All that notwithstanding, I'm still poking around at why we have
these two different mel scales, with breaks at 700 and 1000. So I
got hold of Fant's book, which has Baranek's data table in it, and
plotted up some comparisons.
See http://dicklyon.com/tech/Hearing/Mel-like_scales.svg
The "Mel 1000" curve comes pretty close to the Baranek table data up
through about 4 kHz, then diverges far from it above that. The "Mel
700" curve misses pretty badly around 2-6 kHz, but fits better on
average if you count the highest frequencies.
The "Umesh" curve, f / (0.741 + 0.00024*f), doesn't fit particularly
well, but has a good shape, so I did a "fit" and got f / (0.759 +
0.000252*f).
I also did a mel-type fit, and found a broad optimum for the corner
around 711.5 Hz (under the constraint that 1000 Hz maps to 1000,
which I should probably have tried relaxing, but didn't).
Anyway, here's my theory: Fant fitted to the frequency range he
cared about, which probably only went to 4 kHz or so.
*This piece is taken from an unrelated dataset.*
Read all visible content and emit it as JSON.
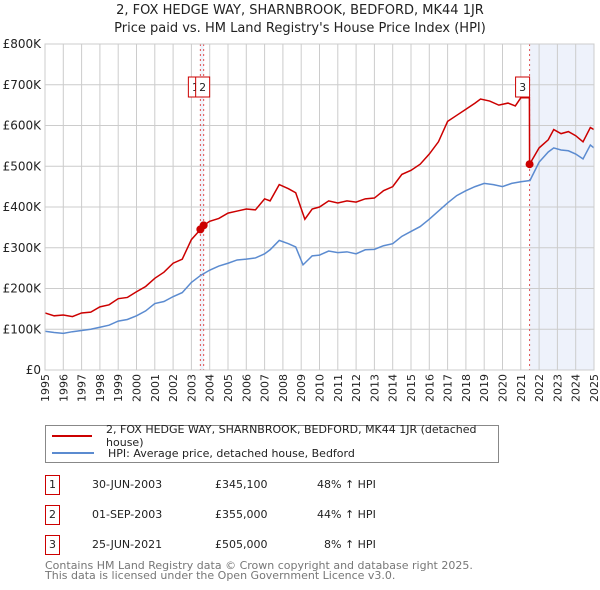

And then
someone else probably did a fit to the same Baranek table over the
whole range, and got the 700 number (the plot shows that the 711.5
point are pretty much right on the 700 curve). And that's why we see
Baranek referenced so much, maybe?
I also looked at goodness of fit (sum squared error in mel space)
including all the frequencies in the Fant/Baranek table. It turns
out that the Umesh type fit has only 1/8 as much error as the
mel-like fit, due to the Bark-like curvature at the high-frequency
end.
So for people who like Baranek's table (assuming Fant has a true copy
of it), the Umesh type function should be a win. But I don't think
that function extends well to the larger log-like range that we find
in the ERB and Greenwood type curves, which are the ones that make
more sense in auditory-based applications.
That's my theory and I'm sticking to it.
Dick